# BFD 1124P & Decimal Bandwidth/Gain Settings



## jmalto (Jan 26, 2008)

Hi all,

I built 2 DTS-10 subwoofers and am trying to eliminate some humps with a BFD before I apply EQ with my AS-EQ1 device and I received some preliminary settings from a friend to start with and was wondering if it is possible to input these into a 1124P? He has a different EQ and from playing with REW and reading the BFD 1124P manual I do not think these are possible with the decimal ranges:

minus 8.4dB @ 55Hz, Q=8.9

minus 7.5dB @ 84Hz, Q=2.8

minus 14.4dB @ 154Hz, Q=1.1

My questions are:

1.) Can you apply decimal gain settings with a 1124P?
2.) Can you apply decimal bandwidth settings with a 1124P?

If you can for either of the above could someone please explain how I would go about entering the above in manually into the 1124P? I do not have the midi cable to interact with REW at the moment.

Thanks for the help!


----------



## Wayne A. Pflughaupt (Apr 13, 2006)

> 1.) Can you apply decimal gain settings with a 1124P?


No. Calibration in 1/10 dB increments is silly anyway. The decibel steps of SPL is theoretically calibrated in the smallest increments of audibility anyway, so there’s no good reason for anything finer than 1/2 dB steps. It’s even less sensible with subwoofer equalizing, as typically making a 1 dB change to a filter won’t even be audible.




> 2.) Can you apply decimal bandwidth settings with a 1124P?


No. The BFD uses a unique xx/60 bandwidth protocol that no other equalizer uses. E.g. 20/60 = 1/3 octave, 60/60 = 1 octave, 90/60 = 1-1/2 octave, etc.

Regards,
Wayne


----------



## jmalto (Jan 26, 2008)

Wayne,

You have been very helpful tonight in both my posts, thank you! I have two more rudimentary question.

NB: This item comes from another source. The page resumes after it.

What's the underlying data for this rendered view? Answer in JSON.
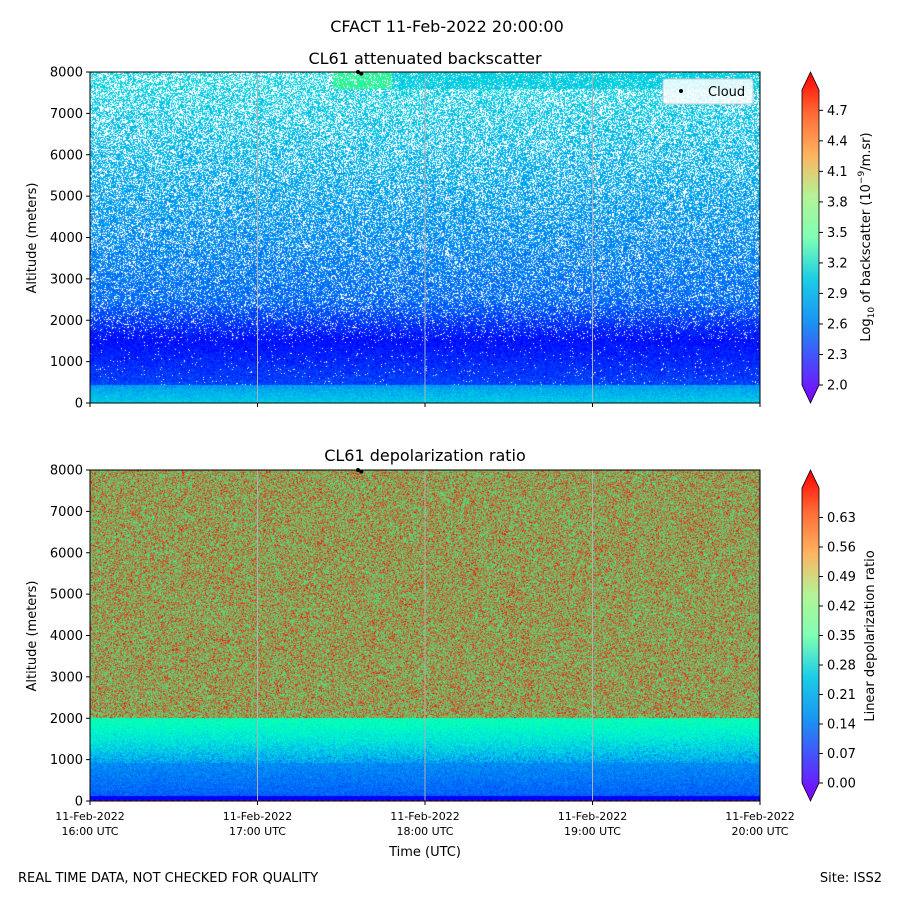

Say I have 3 frequencies I want to cut, for the example we will say 30hz, 40hz, 50hz and I want to knock each down by -3db. Can I use a Preset Filter of 1 (moving the jog dial to 1 on the BFD) and program each one of those frequencies to -3db and save all 3 of the changes to Filter 1? Would there be any added or negative benefit of doing this over creating 3 separate filters? 

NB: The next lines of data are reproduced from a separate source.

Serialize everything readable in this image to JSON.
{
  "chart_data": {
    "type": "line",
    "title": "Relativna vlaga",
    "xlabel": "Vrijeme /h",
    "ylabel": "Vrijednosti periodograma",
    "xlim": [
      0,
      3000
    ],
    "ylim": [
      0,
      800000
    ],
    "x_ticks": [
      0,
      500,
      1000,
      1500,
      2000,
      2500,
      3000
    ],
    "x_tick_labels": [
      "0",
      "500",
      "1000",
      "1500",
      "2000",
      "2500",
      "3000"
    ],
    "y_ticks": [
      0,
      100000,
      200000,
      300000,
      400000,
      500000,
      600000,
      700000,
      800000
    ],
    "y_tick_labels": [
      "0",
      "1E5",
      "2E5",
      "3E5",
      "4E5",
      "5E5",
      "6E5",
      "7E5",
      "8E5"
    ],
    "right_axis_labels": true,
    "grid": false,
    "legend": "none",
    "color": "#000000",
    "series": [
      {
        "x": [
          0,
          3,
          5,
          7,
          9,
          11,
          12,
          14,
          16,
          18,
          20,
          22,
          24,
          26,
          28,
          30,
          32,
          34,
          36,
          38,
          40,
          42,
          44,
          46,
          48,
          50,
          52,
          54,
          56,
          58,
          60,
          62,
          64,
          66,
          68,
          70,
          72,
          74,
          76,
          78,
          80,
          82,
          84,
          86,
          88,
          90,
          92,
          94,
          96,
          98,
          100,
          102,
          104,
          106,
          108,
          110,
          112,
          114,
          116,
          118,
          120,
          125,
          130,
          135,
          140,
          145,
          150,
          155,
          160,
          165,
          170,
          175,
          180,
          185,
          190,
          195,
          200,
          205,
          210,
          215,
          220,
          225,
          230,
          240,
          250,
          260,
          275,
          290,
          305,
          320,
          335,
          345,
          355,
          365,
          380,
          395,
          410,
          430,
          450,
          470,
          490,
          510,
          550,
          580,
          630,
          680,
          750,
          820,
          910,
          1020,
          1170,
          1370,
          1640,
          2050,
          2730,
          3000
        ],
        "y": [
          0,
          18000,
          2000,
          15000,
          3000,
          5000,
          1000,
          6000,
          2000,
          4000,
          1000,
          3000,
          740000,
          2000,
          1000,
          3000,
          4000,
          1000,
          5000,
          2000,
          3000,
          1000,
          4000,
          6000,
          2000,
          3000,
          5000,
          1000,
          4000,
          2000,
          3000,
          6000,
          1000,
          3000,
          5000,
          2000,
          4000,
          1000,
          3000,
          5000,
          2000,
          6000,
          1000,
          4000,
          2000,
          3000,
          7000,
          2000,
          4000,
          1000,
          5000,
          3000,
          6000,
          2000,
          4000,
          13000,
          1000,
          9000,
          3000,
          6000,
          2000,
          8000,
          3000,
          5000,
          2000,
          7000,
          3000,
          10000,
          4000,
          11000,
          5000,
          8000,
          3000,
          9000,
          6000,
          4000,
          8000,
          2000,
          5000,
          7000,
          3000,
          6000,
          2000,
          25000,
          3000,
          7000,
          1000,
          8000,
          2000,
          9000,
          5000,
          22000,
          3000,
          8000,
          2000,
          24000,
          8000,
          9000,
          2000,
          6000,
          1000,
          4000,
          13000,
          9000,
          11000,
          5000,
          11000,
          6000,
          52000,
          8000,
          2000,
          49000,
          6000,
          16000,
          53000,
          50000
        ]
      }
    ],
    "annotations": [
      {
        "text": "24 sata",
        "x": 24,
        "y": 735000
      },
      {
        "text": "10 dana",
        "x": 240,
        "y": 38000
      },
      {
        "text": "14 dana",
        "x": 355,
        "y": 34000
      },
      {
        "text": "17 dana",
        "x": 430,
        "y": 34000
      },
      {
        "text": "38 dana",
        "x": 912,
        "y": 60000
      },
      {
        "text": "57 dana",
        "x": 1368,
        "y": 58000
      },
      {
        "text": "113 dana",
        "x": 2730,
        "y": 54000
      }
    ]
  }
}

I know in the "Shack" BFD guide they created a new filter for each frequency they changed but my question is, is it really necessary to do that or can you just use one filter preset? 

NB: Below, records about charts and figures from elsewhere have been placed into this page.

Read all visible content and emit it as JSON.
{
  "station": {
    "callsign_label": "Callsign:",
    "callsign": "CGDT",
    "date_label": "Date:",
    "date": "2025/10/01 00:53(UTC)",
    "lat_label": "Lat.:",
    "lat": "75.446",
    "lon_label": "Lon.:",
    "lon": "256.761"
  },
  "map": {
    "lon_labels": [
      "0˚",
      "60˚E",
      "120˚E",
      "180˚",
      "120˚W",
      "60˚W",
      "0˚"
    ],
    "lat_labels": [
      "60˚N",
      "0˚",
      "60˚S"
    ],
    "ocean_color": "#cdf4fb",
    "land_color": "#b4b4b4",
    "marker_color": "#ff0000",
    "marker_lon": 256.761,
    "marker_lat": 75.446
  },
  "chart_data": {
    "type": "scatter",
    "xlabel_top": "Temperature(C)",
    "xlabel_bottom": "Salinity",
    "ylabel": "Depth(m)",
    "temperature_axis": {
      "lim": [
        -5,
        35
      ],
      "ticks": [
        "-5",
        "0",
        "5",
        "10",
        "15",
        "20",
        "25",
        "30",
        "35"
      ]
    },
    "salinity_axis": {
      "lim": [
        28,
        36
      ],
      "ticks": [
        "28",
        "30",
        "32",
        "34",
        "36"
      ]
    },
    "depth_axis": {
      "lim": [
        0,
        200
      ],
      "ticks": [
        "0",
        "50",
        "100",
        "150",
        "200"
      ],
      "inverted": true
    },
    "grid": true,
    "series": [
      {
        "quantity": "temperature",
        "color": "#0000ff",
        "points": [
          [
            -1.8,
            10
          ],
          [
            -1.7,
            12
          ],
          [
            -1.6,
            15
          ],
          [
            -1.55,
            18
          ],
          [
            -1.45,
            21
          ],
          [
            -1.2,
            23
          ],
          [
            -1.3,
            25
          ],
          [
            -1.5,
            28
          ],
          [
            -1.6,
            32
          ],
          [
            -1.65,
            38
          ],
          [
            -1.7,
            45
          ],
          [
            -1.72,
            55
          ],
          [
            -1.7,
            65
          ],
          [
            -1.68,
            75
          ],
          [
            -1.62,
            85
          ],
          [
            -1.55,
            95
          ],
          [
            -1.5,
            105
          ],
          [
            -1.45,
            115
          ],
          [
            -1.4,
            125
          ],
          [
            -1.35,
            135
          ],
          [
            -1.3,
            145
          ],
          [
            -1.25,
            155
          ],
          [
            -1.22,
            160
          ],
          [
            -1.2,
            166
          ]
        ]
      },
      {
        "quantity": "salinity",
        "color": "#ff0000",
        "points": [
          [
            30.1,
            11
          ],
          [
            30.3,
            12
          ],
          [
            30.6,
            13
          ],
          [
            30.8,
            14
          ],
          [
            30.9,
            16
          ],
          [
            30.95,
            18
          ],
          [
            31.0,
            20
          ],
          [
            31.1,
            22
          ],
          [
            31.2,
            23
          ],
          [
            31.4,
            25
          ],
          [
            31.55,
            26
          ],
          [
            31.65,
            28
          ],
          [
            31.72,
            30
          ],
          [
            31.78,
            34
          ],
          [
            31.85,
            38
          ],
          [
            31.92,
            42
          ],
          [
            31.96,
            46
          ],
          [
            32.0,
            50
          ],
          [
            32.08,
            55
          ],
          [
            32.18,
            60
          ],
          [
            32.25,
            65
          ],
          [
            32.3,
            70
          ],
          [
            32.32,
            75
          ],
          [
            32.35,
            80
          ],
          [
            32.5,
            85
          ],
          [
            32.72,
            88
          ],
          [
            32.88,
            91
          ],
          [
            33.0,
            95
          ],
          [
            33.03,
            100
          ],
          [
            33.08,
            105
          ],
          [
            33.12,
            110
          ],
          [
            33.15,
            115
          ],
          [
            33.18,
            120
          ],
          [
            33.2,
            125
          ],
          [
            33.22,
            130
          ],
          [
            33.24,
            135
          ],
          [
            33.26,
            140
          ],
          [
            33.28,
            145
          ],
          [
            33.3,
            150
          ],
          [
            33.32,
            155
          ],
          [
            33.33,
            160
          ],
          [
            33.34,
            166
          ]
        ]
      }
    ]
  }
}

Final question, is there any way to turn off the "flashing" horizontal red led lights for the filters not in use? I have 3 filters I created and 4-10 are flashing red constantly.

Thanks again!


----------



## Wayne A. Pflughaupt (Apr 13, 2006)

Thanks for the kind words, jmalto. :T



> Say I have 3 frequencies I want to cut, for the example we will say 30hz, 40hz, 50hz and I want to knock each down by -3db. Can I use a Preset Filter of 1 (moving the jog dial to 1 on the BFD) and program each one of those frequencies to -3db and save all 3 of the changes to Filter 1? Would there be any added or negative benefit of doing this over creating 3 separate filters?
> 
> I know in the "Shack" BFD guide they created a new filter for each frequency they changed but my question is, is it really necessary to do that or can you just use one filter preset?


A filter can have only one frequency setting.




> Final question, is there any way to turn off the "flashing" horizontal red led lights for the filters not in use? I have 3 filters I created and 4-10 are flashing red constantly.


Try using the #5 memory setting.

Regards,
Wayne


----------



## JohnM (Apr 11, 2006)

If your friend has an EQ that REW supports, or that corresponds to the REW "generic" EQ type, you can enter the settings in REW then change the EQ type to the BFD1124P and REW will show you the required setting for the closest match that an 1124P can achieve.


----------